The Curious Friendship Of Otto And Clyde
Clyde: Splendid, splendid. I must say, you’re looking well. Now, if you will kindly take a seat on the couch, we can begin our session.
Otto: Sure, doc… So I’ve been having this interesting dream. It starts out in a Greek strip club. I’m vomiting monkey brains into a pit filled with drunken albino alligators while three one-eyed Canadian strippers give me an uninspired blowjob as the bouncers stab each other with candy-flavored ice picks and the customers set themselves on fire because management refuses to show the Sesame Street Christmas special…

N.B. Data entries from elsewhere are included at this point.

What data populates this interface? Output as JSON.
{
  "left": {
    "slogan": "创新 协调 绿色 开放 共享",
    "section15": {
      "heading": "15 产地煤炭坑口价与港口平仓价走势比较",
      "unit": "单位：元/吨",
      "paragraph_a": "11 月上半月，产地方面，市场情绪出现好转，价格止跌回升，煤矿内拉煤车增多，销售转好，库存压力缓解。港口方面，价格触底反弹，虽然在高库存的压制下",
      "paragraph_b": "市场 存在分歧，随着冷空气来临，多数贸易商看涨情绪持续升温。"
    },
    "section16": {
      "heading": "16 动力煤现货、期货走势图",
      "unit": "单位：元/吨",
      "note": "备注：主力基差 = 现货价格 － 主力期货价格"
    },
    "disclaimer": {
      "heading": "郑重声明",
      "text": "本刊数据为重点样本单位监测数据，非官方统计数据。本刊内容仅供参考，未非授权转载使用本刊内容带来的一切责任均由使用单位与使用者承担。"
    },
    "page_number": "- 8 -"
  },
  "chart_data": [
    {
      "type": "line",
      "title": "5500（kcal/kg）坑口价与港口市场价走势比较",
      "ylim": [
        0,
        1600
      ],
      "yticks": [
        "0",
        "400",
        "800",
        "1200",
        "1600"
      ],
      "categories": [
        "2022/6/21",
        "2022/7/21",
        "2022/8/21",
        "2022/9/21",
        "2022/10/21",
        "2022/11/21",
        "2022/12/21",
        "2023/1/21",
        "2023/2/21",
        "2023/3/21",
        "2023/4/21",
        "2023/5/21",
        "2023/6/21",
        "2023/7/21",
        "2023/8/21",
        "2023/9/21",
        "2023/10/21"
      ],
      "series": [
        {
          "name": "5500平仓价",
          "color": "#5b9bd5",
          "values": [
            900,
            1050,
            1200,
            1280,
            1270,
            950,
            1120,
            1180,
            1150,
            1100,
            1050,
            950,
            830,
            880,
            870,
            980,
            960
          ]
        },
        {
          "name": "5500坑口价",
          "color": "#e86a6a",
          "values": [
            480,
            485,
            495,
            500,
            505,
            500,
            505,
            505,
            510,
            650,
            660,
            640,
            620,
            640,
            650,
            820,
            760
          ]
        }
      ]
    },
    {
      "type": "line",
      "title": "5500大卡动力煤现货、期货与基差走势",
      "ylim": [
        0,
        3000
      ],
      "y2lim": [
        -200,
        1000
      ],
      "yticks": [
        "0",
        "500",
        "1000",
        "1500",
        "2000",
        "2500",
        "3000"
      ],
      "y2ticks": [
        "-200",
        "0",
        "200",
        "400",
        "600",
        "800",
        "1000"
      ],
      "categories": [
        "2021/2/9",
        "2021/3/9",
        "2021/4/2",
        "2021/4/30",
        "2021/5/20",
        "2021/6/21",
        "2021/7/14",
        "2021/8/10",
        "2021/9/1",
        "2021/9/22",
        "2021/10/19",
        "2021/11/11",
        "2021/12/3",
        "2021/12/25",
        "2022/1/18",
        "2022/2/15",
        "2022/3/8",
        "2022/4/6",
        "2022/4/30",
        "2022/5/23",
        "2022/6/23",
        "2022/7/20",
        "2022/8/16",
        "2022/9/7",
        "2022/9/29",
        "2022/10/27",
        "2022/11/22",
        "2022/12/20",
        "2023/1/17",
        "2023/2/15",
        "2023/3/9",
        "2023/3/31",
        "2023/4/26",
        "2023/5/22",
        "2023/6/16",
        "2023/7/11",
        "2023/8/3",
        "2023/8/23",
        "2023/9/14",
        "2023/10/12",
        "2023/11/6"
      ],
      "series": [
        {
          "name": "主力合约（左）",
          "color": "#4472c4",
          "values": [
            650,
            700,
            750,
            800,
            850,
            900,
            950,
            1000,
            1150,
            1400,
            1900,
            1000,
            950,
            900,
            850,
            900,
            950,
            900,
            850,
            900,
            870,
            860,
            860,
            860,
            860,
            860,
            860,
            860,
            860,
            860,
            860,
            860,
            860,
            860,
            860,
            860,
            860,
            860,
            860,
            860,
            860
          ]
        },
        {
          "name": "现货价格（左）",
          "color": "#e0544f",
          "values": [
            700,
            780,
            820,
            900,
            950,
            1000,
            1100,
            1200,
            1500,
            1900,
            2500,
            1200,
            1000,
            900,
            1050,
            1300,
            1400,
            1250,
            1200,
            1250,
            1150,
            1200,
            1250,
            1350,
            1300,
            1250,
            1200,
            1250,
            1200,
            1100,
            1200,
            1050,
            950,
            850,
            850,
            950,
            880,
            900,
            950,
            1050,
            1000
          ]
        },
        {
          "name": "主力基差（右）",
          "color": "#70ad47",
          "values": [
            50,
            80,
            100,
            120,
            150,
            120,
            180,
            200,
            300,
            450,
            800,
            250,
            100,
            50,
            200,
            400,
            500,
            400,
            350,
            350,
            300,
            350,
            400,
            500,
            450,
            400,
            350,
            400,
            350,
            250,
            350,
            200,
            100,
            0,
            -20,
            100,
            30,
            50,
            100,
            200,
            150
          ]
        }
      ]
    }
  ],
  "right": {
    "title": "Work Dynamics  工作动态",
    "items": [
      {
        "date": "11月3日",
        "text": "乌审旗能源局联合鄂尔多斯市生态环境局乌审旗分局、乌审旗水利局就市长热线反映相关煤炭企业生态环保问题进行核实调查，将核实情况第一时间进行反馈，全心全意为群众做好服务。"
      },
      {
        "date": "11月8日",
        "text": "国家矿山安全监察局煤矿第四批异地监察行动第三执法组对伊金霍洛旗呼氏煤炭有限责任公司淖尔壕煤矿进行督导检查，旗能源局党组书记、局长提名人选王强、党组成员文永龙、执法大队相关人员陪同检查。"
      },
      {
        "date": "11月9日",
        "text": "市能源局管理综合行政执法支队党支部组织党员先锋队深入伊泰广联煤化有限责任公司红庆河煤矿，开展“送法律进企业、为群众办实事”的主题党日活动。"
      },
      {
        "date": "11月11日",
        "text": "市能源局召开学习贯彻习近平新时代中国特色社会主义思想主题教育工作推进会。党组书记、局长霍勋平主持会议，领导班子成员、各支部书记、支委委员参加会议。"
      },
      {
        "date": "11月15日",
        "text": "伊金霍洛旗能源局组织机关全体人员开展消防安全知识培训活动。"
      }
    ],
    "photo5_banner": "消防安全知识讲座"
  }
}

Clyde: I presume that you want me to perform some sort of Freudian dream analysis to assist you in finding hidden meaning behind your pathetic excuse of an existence. Freud was a delusional coke head. And a loser. So are you. You fucking loser. You mongrel clown. I detest you. Where’s my corkscrew?
Otto: I’ve also been having these intense panic attacks ever since I mixed bath salts into that mail order magic mushroom powder, to see if snorting the stuff would turn me into a mellow, non-face eating zombie. Twenty lines up my nose, on my day off, and then they called me into work to shoot me out of a giant cannon. No juggling. No balloon animals. Straight out of that cannon, into the lion enclosure. They shot me at lions, doctor. Pissed off lions wearing great big tuxedos. While I was tripping. On my day off. Have you ever been through something like that? Probably not. You’re a pig.
Clyde: Exactly what ARE you rambling on about, you repugnant louse? Are you attempting to tell me that pigs are freakish creatures because we lack the ability to sweat? That we’re unsanitary animals because we derive pleasure from frolicking in the mud? Do you have some sort of unjustified qualm with Charlotte’s Web, motherfucker? Would you care for a cigarette?
Otto: No thanks, doc. I quit. Do you think I should adopt a pot-bellied pig? Also, why is bacon so tasty?
Clyde: You always were a quitter. Now, where was I? Ah, yes. Adopting a pig. Fuck you. We’re smarter than dogs, you know. I loathe dogs. Especially when they bark. The flea-ridden cocksuckers. Anyway, bacon is tasty because it’s riddled with sodium and fat. It’s chock-full of nitrates and it’ll do a number on your cholesterol. Don’t eat the nasty shite unless it comes from a pig who was a prick. My father was a monumental prick and HE wound up in a BLT. Your time is up, by the way.
Otto: Ok, doc. Shall we go out for a drink?
Clyde: Indeed we shall, fine fellow. I believe a bottle of Pinot is in order.